Leaf nodes are doubly linked (forward and backward).

This table compares the performance of O2-Tree, T-Tree, B+-Tree, AVL-Tree, and Red-Black Tree:

A graph comparing "Total Time in Seconds" (0-250) on the Y axis to "Update Ratio" (0-100) on the X axis. The five tree types all start with total times under 100 on the left, then increase on the right. O2-Tree, T-Tree, and AVL-Tree increase slower than the other two toward the right, with AVL-Tree ending around 125, O2-Tree ending around 75, and T-Tree somewhere in between. Red-Black Tree and B+-Tree have more ups and downs, and both finish near each other in the top-right, with Red-Black Tree having a slightly higher value there.

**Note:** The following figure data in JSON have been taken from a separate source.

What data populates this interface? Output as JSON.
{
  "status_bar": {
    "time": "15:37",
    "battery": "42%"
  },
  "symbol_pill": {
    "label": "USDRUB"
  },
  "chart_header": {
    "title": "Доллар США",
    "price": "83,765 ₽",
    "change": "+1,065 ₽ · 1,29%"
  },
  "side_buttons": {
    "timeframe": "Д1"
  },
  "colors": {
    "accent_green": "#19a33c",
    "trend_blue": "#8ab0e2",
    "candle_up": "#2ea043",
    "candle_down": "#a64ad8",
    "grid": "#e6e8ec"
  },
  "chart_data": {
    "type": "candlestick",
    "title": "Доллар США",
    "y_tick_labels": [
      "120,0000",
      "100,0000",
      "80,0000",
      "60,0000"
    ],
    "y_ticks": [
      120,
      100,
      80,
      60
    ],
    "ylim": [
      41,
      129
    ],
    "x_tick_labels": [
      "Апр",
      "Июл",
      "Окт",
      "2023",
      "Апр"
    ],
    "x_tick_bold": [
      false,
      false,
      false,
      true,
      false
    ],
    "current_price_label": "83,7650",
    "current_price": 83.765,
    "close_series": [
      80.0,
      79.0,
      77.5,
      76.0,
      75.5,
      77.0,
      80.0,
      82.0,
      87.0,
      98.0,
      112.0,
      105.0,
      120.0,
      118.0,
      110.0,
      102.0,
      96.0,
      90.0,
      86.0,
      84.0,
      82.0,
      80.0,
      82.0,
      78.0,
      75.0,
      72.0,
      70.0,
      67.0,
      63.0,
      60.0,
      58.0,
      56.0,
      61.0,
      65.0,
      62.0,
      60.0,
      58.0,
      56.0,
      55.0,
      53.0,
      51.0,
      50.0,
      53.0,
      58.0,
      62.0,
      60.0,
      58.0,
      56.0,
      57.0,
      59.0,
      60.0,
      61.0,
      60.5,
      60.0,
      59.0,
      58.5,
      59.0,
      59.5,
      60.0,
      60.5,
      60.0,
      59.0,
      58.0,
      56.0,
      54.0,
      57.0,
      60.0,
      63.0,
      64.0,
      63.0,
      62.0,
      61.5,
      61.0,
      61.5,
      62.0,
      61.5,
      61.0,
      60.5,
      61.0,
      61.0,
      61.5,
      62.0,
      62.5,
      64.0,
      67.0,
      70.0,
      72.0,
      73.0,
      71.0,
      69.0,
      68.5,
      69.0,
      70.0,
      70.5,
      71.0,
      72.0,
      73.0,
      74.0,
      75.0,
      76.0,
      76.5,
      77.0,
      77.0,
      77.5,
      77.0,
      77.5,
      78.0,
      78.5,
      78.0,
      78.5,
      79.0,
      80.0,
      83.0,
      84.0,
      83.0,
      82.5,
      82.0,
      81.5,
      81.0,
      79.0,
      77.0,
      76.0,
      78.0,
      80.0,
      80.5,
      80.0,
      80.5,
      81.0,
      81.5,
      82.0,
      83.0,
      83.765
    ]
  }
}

The tests used T-Tree, B+-Tree, and O2-Tree of order m = 512.

Time is measured for search, insert, and delete operations with varying update ratios (0%-100%) on a 50M record index, adding another 50M records.

B-Tree and T-Tree outperform O2-Tree with low update ratios (0-10%). However, as update ratios increase, O2-Tree demonstrates superior performance, while B-Tree and Red-Black Tree structures struggle the most.

The Case for NoSQL?

In conclusion, here’s what we’ve learned about NoSQL databases and where traditional relational databases fall short:

Relational databases offer consistency but are not ideal for high-performance applications handling massive, frequently accessed data.

NoSQL databases gained traction due to their high performance, scalability, and accessibility. However, they often lack features for robust consistency and reliability.

Fortunately, many NoSQL DBMSs are addressing these concerns with new features.

Performance comparisons are not always straightforward:

Not all NoSQL systems outperform relational databases.
MongoDB and Cassandra demonstrate comparable or better performance than relational databases in write and delete operations.
No direct correlation exists between store type and NoSQL DBMS performance.
NoSQL implementations constantly evolve, impacting performance.

Therefore, cross-database performance benchmarks should be treated cautiously and updated with the latest software versions.

Here are some takeaways on performance:

Traditional B-Tree and T-Tree indexing are common in traditional databases.
The O2-Tree combines features from multiple indexing structures, offering potential improvements.
O2-Tree outperformed other structures in most tests, particularly with large datasets and high update ratios.
B-Tree exhibited the poorest performance among the discussed indexing structures.

Future research should focus on enhancing the consistency of NoSQL DBMSs and exploring the integration of NoSQL and relational databases.

NoSQL complements existing database standards but comes with trade-offs. Prioritizing performance and scalability often means sacrificing reliability and consistency, making it a specialized solution.

However, when speed and efficiency are paramount, NoSQL is the tool for the job.